Samsung Galaxy Back-door

[pfraze]

I've spoken to a Qualcomm engineer about this article. He responded by telling me, in fact, he was one of the engineers that dealt with the issues that highlighted after it was published. He asserted all of those remote-execution holes were addressed, and the article has been a constant pain since because it was never updated to reflect that.

I'm not a close friend of his, but I've met him on multiple occasions and felt confident he was telling the truth.

[_ofdw]

I'm not sure what this post is supposed to accomplish.

Even if Qualcomm has patched all their vulns and isn't in cahoots with the NSA (a laughable claim), it still needs to prove that to the users.

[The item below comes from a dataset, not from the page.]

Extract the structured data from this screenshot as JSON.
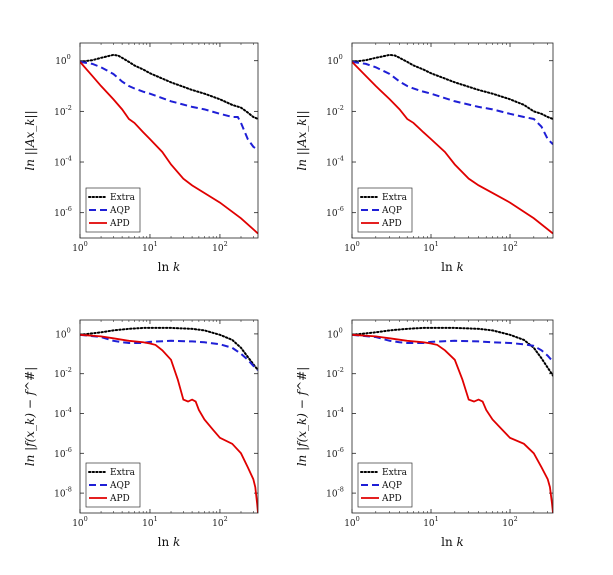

Otherwise it's just the word of some anonymous person on the internet who "knows a guy at Qualcomm" ....

I'm glad you trust the guy but I'd rather not waste time on this. The world needs a modern, auditable, free RTOS for baseband processors.

[pfraze]

Yeah, I agree. I just wanted to mention it, since that article does get dragged out quite often.

[akiselev]

I've worked with Qualcomm chips before and I guarantee you that it was only due to the public response that they fixed those holes. Qualcomm has an institutional problem that makes it nearly impossible for them to make secure silicon and any fixes they apply now are just damage control.

For example, this is how firmware is treated: https://news.ycombinator.com/item?id=7336248

[gavinward]

That anecdote appears to relate to Broadcom rather than Qualcomm.

[yuhong]

I think the point is that Qualcomm is quite similar. I wonder why.

[msh]

Unless they can point to a update that have been pushed to all Galaxy devices which solves this problem I don't think Qualcomm can complain.